3 Things About Writing Scenes

Yesterday I was reading Kat Caldwell’s newsletter and I was surprised at what she had to say about scene length. A scene should last no more than 20 minutes in the world of your story. That seemed oddly specific so I Googled how long a scene should be.

Talk about something that was monumentally useless. First things first, none of the results had anything to do with time keeping in the story world. They were all about word count in the story. Some people set 750-words as the average for scene length. Others stated quite firmly that a scene should be 1000 to 2000 words. Or 1000 and 5000. Or 300 and 1300. Or 15 manuscript pages.

If you can’t nail down how long a scene should be in terms of text, at least you can understand what a scene is.
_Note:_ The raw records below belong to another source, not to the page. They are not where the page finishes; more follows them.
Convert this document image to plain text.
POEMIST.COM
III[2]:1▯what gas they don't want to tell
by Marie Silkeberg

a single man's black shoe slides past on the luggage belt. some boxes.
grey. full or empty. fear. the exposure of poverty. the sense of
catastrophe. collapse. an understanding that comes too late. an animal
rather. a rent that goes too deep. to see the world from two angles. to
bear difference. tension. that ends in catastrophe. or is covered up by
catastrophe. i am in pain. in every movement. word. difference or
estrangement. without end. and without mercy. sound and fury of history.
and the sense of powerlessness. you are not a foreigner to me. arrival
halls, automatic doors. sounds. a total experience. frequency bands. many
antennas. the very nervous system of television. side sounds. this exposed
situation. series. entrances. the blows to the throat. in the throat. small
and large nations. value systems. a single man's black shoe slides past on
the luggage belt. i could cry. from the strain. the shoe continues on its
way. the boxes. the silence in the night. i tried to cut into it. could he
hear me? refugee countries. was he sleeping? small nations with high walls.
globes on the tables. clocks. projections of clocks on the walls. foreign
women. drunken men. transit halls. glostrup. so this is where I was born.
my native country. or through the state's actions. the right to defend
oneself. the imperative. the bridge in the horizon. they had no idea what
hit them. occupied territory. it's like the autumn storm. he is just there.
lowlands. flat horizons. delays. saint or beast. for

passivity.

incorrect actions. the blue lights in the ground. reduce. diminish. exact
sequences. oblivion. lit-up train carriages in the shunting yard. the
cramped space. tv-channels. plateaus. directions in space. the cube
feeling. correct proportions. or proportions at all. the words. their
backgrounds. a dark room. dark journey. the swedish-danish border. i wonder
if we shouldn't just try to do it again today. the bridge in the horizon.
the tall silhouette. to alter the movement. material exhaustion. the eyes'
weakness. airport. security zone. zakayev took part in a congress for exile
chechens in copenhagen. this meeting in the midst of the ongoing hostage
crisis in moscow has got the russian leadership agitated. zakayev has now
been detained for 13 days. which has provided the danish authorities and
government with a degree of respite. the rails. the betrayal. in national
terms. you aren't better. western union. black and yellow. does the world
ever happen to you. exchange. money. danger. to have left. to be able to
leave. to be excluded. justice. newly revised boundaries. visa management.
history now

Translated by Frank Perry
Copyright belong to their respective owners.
And that’s the first thing you need to know.

A scene is a building block.

Whether you are writing a picture book, a middle grade mystery, or a young adult fantasy, scene by scene, block by block, you build your story. One scene leads to another.

A scene has a fairly specific composition.

In each scene, your point-of-view character has a goal. Your character attempts to achieve this goal. Obstacles are encountered. Frequently, your character fails to achieve this goal. After all, if they frequently met with success, it would be a really short story. The exception to this is if your character thinks that they want X as a means to achieve Y. They are successful at gaining X only to discover it doesn’t lead to Y or that they did not want Y after all.

Sequel follows scene action.

When your character fails to meet their scene goal, they have to regroup. Sometimes this requires serious contemplation. What went wrong? What comes next? How can I still meet my goal? This is quieter and more often more introspective than a scene but it is necessary because your character needs to set a new story goal.

Sequels do not have to be equal in length to the scene. In fact, some sequels are only a few words or lines. A character who is trying to sneak into a locked room has only moments to react when they hear someone coming. Oh no, I need to hide!

This pattern continues throughout your story until you reach THE END.

So how long is the combination of scene (action) and sequel (reaction)? I still think that 20 minutes sounds strangely rigid. But the important part is that it contain a goal, an attempt, obstacles, failure and regrouping. To find out how long it is going to be, why not write it and see?